Grenier, Etienne, Pierre
Biographie
Il reçut un secours, définitif, de cinquante francs, le 29 novembre 1830, auprès de la mairie du (ancien) VIe arrondissement (Remis à son frère Lucien, est-il annoté en face de son nom). Il reçut, en tant que blessé mais non décoré, un secours de cinquante francs, sur les fonds de la Commission de la souscription nationale, à l’occasion du premier anniversaire de la révolution de Juillet. Il était le frère de Grenier, Gilbert, Lucien, autre blessé.
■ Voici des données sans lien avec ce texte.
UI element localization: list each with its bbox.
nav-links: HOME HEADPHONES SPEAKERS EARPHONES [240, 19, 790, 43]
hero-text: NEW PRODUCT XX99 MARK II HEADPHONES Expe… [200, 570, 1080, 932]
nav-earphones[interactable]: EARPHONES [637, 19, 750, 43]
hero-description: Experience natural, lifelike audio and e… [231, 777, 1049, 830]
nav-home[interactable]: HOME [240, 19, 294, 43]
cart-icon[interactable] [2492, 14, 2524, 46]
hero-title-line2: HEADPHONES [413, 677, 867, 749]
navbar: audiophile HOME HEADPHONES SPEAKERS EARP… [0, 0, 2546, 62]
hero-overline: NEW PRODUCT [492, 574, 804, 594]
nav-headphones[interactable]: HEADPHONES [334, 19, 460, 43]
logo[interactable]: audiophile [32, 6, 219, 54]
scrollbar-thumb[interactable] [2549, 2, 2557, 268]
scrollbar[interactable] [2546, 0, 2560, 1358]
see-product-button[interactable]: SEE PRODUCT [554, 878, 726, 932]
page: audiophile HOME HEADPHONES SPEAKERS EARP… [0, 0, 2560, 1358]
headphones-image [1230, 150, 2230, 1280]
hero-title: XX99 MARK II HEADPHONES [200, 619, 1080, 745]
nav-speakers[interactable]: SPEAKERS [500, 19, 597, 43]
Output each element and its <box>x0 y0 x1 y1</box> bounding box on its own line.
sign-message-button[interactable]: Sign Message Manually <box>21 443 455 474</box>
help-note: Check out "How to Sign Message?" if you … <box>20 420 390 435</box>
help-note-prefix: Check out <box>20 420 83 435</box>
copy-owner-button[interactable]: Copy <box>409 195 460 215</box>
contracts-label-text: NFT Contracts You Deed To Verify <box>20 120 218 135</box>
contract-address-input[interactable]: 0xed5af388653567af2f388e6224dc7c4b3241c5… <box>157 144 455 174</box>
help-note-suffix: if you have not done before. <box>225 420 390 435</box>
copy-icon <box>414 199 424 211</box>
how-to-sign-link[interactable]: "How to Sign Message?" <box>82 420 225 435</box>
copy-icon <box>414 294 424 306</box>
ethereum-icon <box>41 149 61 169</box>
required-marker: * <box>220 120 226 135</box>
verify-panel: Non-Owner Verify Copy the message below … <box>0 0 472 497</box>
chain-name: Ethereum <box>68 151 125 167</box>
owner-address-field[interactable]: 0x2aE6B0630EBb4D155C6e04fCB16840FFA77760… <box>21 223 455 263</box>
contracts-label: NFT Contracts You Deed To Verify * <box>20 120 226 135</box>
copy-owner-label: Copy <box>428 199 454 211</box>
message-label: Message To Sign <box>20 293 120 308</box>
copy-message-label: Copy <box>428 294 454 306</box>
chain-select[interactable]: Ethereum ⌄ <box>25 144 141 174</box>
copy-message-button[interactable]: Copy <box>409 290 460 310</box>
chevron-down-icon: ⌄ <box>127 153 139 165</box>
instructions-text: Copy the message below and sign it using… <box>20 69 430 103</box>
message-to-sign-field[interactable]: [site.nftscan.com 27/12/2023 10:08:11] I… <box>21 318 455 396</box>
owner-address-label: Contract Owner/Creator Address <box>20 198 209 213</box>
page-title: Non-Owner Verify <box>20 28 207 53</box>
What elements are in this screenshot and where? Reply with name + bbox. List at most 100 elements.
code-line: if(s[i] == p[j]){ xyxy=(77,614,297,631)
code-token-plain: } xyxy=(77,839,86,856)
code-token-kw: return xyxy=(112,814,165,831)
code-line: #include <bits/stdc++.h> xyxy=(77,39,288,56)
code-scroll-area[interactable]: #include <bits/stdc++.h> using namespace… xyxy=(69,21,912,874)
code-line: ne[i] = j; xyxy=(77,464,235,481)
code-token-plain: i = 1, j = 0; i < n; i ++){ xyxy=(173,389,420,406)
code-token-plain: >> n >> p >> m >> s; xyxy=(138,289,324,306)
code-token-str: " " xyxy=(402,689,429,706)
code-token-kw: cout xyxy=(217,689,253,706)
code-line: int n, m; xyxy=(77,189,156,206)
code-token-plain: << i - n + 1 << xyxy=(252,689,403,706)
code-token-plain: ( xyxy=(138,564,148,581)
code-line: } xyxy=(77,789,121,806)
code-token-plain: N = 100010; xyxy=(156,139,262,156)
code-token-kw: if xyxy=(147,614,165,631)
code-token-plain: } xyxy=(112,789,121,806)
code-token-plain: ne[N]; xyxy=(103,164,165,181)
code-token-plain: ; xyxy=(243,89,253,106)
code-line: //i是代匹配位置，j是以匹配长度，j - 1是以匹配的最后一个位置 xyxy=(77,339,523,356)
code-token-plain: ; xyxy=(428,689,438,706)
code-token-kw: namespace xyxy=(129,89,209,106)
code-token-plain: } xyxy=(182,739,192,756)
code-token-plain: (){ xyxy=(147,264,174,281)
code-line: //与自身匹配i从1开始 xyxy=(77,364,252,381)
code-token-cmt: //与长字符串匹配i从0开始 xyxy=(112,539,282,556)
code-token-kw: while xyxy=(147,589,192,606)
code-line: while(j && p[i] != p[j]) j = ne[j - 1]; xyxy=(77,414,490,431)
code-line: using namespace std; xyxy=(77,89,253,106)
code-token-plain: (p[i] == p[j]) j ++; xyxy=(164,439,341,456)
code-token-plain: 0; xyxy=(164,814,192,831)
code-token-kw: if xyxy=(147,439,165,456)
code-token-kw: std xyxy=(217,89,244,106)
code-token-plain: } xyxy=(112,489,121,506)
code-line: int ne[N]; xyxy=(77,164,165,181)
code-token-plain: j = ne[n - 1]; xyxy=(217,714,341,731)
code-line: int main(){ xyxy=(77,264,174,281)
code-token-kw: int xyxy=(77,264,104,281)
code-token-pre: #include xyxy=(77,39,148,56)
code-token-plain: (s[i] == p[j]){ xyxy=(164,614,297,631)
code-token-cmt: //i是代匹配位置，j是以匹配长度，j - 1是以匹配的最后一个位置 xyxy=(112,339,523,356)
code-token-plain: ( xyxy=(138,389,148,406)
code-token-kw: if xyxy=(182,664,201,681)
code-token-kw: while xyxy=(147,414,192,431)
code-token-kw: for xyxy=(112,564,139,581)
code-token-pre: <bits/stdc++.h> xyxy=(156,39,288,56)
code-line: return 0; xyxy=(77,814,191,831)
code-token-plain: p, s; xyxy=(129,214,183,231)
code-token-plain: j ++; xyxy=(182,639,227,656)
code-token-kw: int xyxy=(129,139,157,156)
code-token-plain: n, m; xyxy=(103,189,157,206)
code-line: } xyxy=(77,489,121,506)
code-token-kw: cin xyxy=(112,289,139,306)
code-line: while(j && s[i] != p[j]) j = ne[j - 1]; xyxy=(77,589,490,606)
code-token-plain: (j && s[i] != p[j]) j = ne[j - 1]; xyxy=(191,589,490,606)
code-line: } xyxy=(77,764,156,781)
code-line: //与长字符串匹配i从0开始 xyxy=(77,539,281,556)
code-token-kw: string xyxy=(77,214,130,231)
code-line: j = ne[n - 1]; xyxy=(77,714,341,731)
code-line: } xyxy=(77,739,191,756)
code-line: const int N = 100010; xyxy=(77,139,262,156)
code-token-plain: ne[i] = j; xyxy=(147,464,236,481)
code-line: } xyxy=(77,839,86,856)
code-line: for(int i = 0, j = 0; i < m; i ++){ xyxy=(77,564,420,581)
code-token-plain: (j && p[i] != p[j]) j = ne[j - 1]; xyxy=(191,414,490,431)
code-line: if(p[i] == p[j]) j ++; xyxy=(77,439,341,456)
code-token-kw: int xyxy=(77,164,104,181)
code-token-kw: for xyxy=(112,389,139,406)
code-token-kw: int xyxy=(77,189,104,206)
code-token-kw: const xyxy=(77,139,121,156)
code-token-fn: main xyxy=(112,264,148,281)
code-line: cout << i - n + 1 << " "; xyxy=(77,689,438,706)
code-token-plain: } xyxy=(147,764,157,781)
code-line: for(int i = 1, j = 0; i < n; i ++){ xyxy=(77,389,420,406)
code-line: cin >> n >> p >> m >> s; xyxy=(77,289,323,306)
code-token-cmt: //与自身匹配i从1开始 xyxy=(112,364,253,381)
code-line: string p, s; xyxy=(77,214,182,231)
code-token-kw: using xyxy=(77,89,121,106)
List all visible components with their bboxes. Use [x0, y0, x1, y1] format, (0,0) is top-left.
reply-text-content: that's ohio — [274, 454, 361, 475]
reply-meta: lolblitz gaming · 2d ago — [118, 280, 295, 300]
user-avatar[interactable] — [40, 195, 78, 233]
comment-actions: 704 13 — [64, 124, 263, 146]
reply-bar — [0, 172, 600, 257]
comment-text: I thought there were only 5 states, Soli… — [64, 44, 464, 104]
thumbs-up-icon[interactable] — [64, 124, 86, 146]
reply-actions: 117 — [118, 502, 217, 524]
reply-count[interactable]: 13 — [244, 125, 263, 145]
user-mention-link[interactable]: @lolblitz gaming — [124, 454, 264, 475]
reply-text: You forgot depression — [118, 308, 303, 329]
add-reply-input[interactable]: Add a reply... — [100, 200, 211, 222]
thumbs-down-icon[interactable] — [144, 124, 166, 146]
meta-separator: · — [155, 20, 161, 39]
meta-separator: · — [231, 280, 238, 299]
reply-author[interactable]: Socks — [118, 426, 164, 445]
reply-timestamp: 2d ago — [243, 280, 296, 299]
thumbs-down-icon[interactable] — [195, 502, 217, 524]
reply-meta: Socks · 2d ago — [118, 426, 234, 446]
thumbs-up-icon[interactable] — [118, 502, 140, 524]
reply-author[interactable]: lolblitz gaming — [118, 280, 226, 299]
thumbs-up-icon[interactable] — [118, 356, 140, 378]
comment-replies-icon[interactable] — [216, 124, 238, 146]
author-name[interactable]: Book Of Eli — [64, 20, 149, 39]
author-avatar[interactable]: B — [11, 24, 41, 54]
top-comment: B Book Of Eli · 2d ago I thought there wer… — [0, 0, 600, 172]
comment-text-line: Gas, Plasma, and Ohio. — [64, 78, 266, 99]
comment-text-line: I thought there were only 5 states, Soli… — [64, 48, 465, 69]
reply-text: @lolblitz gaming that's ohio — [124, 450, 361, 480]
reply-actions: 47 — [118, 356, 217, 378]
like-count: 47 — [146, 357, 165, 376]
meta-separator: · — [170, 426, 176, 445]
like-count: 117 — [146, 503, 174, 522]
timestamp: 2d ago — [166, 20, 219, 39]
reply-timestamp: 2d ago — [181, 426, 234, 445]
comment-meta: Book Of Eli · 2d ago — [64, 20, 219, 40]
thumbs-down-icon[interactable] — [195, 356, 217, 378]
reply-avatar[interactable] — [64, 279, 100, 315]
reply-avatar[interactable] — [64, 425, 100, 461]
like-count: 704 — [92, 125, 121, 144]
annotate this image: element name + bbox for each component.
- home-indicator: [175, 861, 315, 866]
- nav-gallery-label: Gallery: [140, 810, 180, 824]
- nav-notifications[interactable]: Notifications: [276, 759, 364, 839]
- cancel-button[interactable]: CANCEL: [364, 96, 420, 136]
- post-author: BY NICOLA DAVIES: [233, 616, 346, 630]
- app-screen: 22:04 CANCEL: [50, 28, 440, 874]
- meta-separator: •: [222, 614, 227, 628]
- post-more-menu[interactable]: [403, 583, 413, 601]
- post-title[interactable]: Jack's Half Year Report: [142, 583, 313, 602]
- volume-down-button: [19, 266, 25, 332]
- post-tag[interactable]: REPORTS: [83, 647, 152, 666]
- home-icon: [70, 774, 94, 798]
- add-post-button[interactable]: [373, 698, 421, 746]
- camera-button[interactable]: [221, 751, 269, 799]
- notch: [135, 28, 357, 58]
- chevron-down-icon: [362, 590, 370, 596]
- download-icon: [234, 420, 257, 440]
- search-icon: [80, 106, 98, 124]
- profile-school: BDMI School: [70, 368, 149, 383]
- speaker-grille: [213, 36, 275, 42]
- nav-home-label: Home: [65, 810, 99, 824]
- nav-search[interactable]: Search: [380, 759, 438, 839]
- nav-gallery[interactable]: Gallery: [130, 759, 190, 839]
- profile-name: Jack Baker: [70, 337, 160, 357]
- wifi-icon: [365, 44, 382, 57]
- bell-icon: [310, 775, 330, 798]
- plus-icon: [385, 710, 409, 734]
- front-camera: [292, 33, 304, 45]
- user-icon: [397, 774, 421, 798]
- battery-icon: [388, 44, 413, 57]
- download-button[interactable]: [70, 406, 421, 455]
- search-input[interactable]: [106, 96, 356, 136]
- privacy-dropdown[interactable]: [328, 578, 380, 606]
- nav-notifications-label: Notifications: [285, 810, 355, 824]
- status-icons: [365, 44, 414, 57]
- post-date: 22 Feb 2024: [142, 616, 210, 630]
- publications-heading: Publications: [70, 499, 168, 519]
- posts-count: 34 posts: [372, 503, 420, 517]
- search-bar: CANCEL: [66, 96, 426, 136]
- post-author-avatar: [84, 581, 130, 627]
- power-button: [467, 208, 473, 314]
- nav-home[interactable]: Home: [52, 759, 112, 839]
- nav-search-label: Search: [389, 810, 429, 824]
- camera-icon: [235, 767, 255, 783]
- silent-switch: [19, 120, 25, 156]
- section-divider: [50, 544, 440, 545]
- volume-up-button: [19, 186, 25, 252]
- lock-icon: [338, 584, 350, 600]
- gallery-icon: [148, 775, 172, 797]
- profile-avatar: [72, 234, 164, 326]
Il demeurait 14, rue de la Savonnerie en 1830. Archives de Paris AP VD6 356 n° 5, (ancien) VIe arrondissement, Commission des récompenses nationales, compte général des recettes et dépenses depuis le 7 octobre 1830 jusqu’au 31 octobre 1831 ; Archives de Paris VD6 360 n° 5, mairie du (ancien) VIe arrondissement, VII Répartition des fonds de la souscription nationale, Etat nominatif des blessés qui, étant décorés de la croix ou de la médaille, ont reçu, à l’occasion de l’anniversaire de Juillet un secours de cinquante francs et un habillement bourgeois ou un uniforme de garde national, et de ceux qui, n’étant point décorés, n’ont participé qu’au secours de cinquante francs. Aucune trace dans la Commission de la souscription nationale et in Crapelet… Il ne s’agirait pas de Grenier, Pierre, même rue mais qui est décoré…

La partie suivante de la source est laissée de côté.